Research gaps and motivation

The proposed work addresses the following research gaps in the detection of cassava leaf diseases.

  1. 1.

    Existing studies use datasets that exhibit significant class imbalance, which affects the ability of the model to learn critical feature patterns effectively. Many studies are limited in incorporating effective techniques beyond augmentation to address the class imbalance present in the dataset, resulting in biased model performance.

  2. 2.

    Most current research in cassava disease detection relies on traditional CNN models and pre-trained methods.

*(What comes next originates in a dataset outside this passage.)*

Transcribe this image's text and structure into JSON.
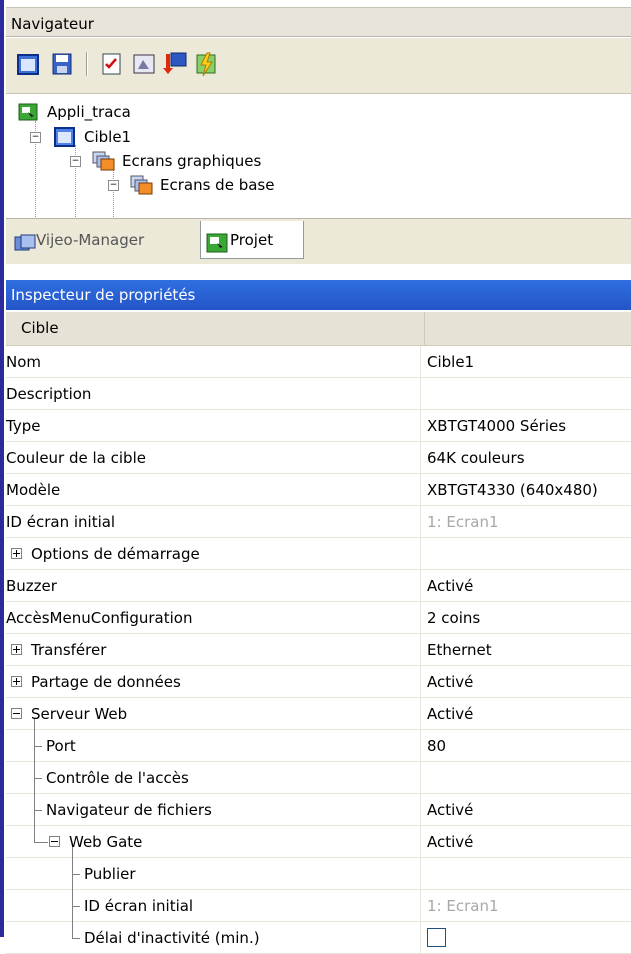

Developing a tailored architecture unique to the specific characteristics of the input data will enhance the generalization capabilities of the model.

  3. 3.

    Existing research treats all channels with equal weight, overlooking their varying importance. They do not accurately assign specific weights to individual feature maps, whether within a single channel or among multiple channels. Furthermore, incorporating contextual information is essential for accurately identifying and understanding the relationships between neighboring pixels.

Research contributions

The following are the main contributions of the proposed work in the cassava leaf disease classification.

  1. 1.

    To tackle the issue of class imbalance, the proposed approach employs class weights. Class weights assist in mitigating the impact of imbalanced data during training by applying greater penalties for misclassifications of minority classes. This approach encourages the model to concentrate more on these underrepresented classes. Additionally, significant data augmentation was introduced to enhance the ability to learn features while also guarding against overfitting.

  2. 2.

    The proposed CNN architecture integrates dual track architecture that uses Residual Inception Positional Encoding Attention Network (RIPEANet) with EfficientNetB4. The model leverages both the attention blocks of RIPEANET and pre-trained features to improve classification performance.

  3. 3.

    The integration of Coordinate Attention in the proposed model enhances embedding positional information and cross channel information. This enables the proposed network to focus on important regions with minimal computational cost and improving the accuracy of cassava disease detection. Furthermore, the addition of residual blocks facilitates deeper network training by mitigating the vanishing gradient problem.

Proposed system

The proposed architecture is a hybrid feature aggregation network that comprises the RIPEANet and EfficientNetB4, as illustrated in Fig. 1. The EfficientNetB4 optimally balances model complexity with computational resources achieving state-of-the-art results. The Coordinate and Mixed attention blocks in RIPEANet ensures both inter-channel and inter-spatial features are focused, thereby providing a feature set that captures various aspects of the input data. Residual links present in the system facilitate the integration of features across multiple scales, enhancing the learning capabilities of the network. Therefore, both the blocks support each other to identify salient regions in the image, leading to more effective classification. The overall workflow of the proposed system is provided in Fig. 2.

Fig. 1
figure 1

An overview of the hybrid feature aggregation network.

Fig. 2
figure 2

Workflow of the proposed network.

RIPEANet

The first layer of RIPEANet is a convolutional layer with a 7 × 7 kernel, which extracts low-level features such as edges and textures. The use of a large kernel size in this initial layer allows for the capture of extensive spatial information, providing a better framework for subsequent feature extraction. This is followed by a convolution block comprising a 5 × 5 kernel convolution layer, batch normalization, the LeakyReLU activation function, and a max-pooling layer. This block is designed to filter and refine the low-level features while maintaining efficient computation. The RIPEA module plays a crucial role in extracting high-dimensional feature maps. It is applied three times in the architecture to progressively refine and enhance feature extraction at different levels of abstraction. The first RIPEA module focuses on capturing low-level features like edges, textures, and simple patterns. The second module extracts mid-level features, such as more complex shapes and localized disease patterns and the third module focuses on high-level features, integrating global and context-aware information. This module incorporates an Inception-Resnet block that utilizes varying kernel sizes — 1 × 1, 3 × 3, and 5 × 5—providing multi-scale feature extraction with a reduced computational burden.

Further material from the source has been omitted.